|by Nick Charney|
So last week Kent posted a long and detailed overview of public sector innovation that he had prepared as a response to an inquiry we received (See: Public Sector Innovation). The post prompted a series of comments as well as back channel conversations. My favorite comment had to be Blaise's, who said (emphasis mine):
"As a seasoned practitioner reading this, I still find this post so effing meta and portraying a grandiose version of innovation romanticism. You and I have spent countless days and nights, talking about this stuff while being on the wide spectrum of sobriety. In my opinion, I don't think this post or any other comes close of connecting to the actual reality of being knee deep this proverbial "sh!t". As someone who does this stuff for a living, your zone of influence is so minuscule and granular, and the continuous battle for the ever fleeting victory of success on the project level, is that even thinking about "changing the system" is implausible and counterproductive.
Here's the hard truth about practicing "innovation": You just end up finding what works in the moment, or you fail. End of story. There is no "tried and true" list of best practice, playbook, guide or singular method to do this; there's just a hell of a lot of sleepless nights, constantly thinking on your feet, loads of adaptation and and far more compromise than you would normally assume. I could go on forever on this subject, but I feel that that the honesty will be lost on this audience, and that it just isn't good for my overall sanity to dwell."
I agree. The public sector innovation discourse in town is far too meta (so is the digital governance discourse btw), everyone's sphere of influence is limited, and there is no tried and true approach to innovation.
Having recently moved from a team focused on policy design to one focused on program implementation I'd go one step further and add that innovation isn't simply the fancy d-school process that puts words on paper but the nasty street fight that brings them to life.

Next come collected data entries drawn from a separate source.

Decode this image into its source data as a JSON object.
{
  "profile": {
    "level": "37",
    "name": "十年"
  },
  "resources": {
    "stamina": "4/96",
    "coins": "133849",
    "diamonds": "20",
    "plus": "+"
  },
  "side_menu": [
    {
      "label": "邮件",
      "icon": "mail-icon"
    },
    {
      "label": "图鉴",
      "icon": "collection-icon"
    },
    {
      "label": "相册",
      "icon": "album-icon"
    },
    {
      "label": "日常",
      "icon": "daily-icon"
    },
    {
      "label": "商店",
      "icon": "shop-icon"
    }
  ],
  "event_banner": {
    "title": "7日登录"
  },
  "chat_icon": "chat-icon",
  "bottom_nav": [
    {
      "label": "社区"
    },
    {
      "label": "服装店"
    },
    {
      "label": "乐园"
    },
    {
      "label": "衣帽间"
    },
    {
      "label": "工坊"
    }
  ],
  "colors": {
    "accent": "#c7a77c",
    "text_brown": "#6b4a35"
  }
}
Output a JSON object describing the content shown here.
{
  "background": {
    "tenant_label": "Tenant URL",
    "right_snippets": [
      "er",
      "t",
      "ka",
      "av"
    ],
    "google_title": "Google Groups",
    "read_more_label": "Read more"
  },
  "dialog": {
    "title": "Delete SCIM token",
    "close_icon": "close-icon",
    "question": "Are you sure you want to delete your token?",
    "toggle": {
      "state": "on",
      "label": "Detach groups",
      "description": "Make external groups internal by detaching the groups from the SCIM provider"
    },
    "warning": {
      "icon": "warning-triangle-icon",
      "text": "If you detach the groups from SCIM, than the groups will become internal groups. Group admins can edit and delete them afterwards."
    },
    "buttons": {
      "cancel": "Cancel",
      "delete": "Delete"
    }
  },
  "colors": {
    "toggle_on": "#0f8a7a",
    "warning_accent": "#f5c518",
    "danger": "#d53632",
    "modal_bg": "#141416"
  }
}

I've a number of observations about the fight worth noting:
- there's a fundamental disconnect between the innovation discourse from the centre and the practical considerations of implementation in line departments
- we wrongly expect traditional delivery mechanisms and standard operating procedures to deliver innovative policy solutions
- even the sharp edges of fully approved "innovations" can be ground smooth through the iterative processes associated with implementation
- not enough is done upfront to ensure that implementation is a consideration in the design phase and that implementation concerns and timelines are well understood
- there's a lot of rent-seeking behavior masquerading as accountability
- successful implementation requires key players to have a higher risk tolerance
- we lack an internal service culture and its to our detriment
- key enablers are often more concerned with enforcing rules from the centre rather than enabling the organization to achieve its mission
- not everyone you come against is actually looking for a fight or know they are in one
In short, the public service discourse has really focused on the question of what innovation looks like. As the conversation becomes increasingly more granular I would expect we will turn more of our attention to the question of how. In other words, roll up your sleeves, the fight is just getting started.